Il n’y a point de folie dont on ne puisse guérir un homme qui n’est pas fou, hors la vanité ; pour celle-ci, rien n’en corrige que l’expérience, si toutefois quelque chose en peut corriger ; à sa naissance, au moins, on peut l’empêcher de croître. N’allez donc pas vous perdre en beaux raisonnements, pour prouver à l’adolescent qu’il est homme comme les autres et sujet aux mêmes faiblesses. Faites-le lui sentir, ou jamais il ne le saura. C’est encore ici un cas d’exception à mes propres règles ; c’est le cas d’exposer volontairement mon élève à tous les accidents qui peuvent lui prouver qu’il n’est pas plus sage que nous. L’aventure du bateleur serait répétée en mille manières, je laisserais aux flatteurs prendre tout leur avantage avec lui : si des étourdis l’entraînaient dans quelque extravagance, je lui en laisserais courir le danger : si des filous l’attaquaient au jeu, je le leur livrerais pour en faire leur dupe [1] ; je le laisserais encenser, plumer, dévaliser par eux ; et quand, l’ayant mis à sec, ils finiraient par se moquer de lui, je les remercierais encore en sa présence des leçons qu’ils ont bien voulu lui donner. Les seuls pièges dont je le garantirais avec soin seraient ceux des courtisanes. Les seuls ménagements que j’aurais pour lui seraient de partager tous les dangers que je lui laisserais courir et tous les affronts que je lui laisserais recevoir. J’endurerais tout en silence, sans plainte, sans reproche, sans jamais lui en dire un seul mot, et soyez sûr qu’avec cette discrétion bien soutenue, tout ce qu’il m’aura vu souffrir pour lui fera plus d’impression sur son cœur que ce qu’il aura souffert lui-même.
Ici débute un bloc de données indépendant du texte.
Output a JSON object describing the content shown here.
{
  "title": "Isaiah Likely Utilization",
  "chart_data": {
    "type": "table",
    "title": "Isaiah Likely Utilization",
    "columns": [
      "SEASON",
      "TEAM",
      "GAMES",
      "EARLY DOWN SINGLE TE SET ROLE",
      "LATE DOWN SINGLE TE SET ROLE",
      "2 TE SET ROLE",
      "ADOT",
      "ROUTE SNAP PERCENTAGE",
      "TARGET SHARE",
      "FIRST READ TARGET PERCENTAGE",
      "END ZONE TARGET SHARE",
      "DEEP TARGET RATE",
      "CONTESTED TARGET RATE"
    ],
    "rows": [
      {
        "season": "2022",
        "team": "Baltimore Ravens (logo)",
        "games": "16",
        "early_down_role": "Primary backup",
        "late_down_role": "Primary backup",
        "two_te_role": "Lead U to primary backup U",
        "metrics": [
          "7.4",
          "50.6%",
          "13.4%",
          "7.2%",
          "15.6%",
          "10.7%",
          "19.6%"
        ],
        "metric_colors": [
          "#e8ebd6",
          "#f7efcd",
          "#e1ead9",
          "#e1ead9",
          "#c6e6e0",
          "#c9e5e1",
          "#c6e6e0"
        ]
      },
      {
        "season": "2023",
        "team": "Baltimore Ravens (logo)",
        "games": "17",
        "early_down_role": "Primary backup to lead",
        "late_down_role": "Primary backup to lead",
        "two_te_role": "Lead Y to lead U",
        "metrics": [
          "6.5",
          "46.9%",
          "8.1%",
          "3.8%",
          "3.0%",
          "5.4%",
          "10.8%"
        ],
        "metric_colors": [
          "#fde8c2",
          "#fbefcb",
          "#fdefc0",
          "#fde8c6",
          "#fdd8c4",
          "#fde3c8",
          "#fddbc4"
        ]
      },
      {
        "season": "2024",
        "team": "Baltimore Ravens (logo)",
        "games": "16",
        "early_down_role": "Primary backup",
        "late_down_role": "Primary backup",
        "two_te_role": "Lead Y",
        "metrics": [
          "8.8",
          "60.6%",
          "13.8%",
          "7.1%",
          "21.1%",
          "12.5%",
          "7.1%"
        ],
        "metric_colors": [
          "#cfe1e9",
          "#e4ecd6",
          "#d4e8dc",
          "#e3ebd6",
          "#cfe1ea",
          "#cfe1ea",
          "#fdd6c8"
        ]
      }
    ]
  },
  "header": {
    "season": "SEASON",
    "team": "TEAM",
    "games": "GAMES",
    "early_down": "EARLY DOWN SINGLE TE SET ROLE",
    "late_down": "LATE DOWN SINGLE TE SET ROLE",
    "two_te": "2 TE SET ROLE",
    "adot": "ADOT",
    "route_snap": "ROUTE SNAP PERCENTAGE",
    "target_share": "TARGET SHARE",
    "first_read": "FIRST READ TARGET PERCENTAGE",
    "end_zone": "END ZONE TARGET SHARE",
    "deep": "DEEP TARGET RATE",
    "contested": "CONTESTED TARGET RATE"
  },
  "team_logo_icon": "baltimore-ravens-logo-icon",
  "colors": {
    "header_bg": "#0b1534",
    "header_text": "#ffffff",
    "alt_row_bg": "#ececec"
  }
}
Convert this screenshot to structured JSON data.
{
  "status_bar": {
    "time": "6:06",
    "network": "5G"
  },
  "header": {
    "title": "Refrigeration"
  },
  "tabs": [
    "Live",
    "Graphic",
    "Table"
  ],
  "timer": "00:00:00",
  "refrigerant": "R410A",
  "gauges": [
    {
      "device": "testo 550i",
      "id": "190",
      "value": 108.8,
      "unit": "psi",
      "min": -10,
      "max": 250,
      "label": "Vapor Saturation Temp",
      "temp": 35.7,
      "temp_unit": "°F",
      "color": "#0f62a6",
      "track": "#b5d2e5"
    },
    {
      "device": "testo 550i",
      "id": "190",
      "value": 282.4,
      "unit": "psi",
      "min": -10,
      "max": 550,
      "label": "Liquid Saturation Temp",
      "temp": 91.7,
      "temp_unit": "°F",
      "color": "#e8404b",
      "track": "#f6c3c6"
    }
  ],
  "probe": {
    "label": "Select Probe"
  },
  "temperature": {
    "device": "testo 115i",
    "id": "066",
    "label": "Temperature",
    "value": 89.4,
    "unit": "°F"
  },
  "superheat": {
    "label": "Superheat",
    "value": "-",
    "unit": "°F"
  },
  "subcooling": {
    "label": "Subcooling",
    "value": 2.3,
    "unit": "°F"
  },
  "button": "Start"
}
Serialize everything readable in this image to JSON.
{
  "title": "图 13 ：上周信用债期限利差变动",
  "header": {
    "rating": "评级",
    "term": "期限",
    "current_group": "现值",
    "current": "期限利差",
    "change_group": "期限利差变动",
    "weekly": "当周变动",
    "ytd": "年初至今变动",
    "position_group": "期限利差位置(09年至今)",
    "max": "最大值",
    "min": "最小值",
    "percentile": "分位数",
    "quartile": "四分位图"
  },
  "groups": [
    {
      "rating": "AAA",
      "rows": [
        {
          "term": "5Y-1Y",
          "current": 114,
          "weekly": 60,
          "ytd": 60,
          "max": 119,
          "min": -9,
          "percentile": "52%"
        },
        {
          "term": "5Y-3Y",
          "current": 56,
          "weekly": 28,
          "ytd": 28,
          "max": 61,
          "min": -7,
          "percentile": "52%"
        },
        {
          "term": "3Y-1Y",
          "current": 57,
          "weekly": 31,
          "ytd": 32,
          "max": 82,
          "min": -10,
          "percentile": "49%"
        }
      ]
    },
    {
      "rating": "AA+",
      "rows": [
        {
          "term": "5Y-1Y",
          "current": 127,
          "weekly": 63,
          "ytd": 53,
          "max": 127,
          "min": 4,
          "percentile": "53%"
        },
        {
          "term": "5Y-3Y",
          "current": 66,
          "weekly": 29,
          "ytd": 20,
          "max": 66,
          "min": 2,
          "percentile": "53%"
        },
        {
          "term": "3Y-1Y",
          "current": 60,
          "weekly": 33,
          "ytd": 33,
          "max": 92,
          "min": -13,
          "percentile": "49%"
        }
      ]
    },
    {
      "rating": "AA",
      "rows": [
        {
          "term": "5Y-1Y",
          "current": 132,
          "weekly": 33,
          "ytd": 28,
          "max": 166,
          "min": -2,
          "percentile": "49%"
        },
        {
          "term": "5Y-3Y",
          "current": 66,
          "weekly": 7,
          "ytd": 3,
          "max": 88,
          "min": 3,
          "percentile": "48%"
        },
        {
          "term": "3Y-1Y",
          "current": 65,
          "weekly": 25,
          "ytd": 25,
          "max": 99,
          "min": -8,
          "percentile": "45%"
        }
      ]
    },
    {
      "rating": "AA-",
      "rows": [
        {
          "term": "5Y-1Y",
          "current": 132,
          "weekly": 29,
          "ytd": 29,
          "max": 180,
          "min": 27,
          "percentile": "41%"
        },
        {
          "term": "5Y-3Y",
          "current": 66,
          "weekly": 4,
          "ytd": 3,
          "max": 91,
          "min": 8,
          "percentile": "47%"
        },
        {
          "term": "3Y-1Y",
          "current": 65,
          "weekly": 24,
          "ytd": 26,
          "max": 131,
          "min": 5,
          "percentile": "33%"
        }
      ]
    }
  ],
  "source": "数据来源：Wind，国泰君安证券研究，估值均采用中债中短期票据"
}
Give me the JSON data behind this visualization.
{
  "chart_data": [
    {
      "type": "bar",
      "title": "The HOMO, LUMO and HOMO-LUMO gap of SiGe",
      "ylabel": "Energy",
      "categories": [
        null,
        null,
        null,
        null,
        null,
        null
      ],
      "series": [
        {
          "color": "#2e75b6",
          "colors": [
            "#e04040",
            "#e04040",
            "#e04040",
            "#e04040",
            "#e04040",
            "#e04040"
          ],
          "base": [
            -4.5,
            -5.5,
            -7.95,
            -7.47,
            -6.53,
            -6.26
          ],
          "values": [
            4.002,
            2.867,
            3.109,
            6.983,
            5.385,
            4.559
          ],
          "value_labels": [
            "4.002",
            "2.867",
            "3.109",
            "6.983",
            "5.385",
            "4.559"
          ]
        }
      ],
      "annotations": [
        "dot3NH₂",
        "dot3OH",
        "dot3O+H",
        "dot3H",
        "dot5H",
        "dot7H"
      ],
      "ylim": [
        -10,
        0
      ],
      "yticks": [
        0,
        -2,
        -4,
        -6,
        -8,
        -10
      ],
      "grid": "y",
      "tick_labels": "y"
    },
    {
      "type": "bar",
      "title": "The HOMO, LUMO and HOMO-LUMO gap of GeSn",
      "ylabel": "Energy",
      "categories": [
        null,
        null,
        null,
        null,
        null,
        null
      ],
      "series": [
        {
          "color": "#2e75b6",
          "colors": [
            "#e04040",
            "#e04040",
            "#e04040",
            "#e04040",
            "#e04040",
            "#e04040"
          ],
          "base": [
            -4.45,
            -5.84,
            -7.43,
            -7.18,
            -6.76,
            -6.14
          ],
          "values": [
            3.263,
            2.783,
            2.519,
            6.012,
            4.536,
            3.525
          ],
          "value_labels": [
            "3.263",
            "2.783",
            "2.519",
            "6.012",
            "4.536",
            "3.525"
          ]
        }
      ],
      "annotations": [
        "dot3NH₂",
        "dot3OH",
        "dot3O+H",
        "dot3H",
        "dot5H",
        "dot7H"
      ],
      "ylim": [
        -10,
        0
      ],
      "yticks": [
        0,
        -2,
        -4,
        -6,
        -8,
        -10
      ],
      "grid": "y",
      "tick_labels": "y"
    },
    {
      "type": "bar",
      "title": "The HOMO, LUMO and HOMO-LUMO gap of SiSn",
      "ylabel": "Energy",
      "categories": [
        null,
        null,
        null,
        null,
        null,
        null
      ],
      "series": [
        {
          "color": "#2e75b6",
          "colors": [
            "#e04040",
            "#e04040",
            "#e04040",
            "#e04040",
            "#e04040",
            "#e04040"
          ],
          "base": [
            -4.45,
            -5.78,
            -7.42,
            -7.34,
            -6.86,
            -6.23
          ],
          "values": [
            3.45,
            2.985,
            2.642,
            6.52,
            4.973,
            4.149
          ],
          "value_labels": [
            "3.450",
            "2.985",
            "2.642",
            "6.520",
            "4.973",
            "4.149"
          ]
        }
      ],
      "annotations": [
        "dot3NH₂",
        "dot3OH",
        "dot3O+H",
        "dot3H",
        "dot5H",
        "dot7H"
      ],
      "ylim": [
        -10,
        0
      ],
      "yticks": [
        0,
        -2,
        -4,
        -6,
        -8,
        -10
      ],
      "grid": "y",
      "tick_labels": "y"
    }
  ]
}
Je ne puis m’empêcher de relever ici la fausse dignité des gouverneurs qui, pour jouer sottement les sages, rabaissent leurs élèves, affectent de les traiter toujours en enfants, et

  1. Au reste, notre élève donnera peu dans ce piège, lui que tant d’amusements environnent, lui qui ne s’ennuya de sa vie, et qui sait à peine à quoi sert l’argent. Les deux mobiles avec lesquels on conduit les enfants étant l’intérêt et la vanité, ces deux mêmes mobiles servent aux courtisanes et aux escrocs pour s’emparer d’eux dans la suite. Quand vous voyez exciter leur avidité par des prix, par des récompenses, quand vous les voyez applaudir à dix ans dans un acte public au collège, vous voyez comment on leur fera laisser à vingt leur bourse dans un brelan, et leur santé dans un mauvais lieu. Il y a toujours à parier que le plus savant de sa classe deviendra le plus joueur et le plus débauché. Or les moyens dont on n’usa point dans l’enfance n’ont point dans la jeunesse le même abus. Mais on doit se souvenir qu’ici ma constante maxime est de mettre partout la chose au pis. Je cherche d’abord à prévenir le vice ; et puis je le suppose afin d’y remédier.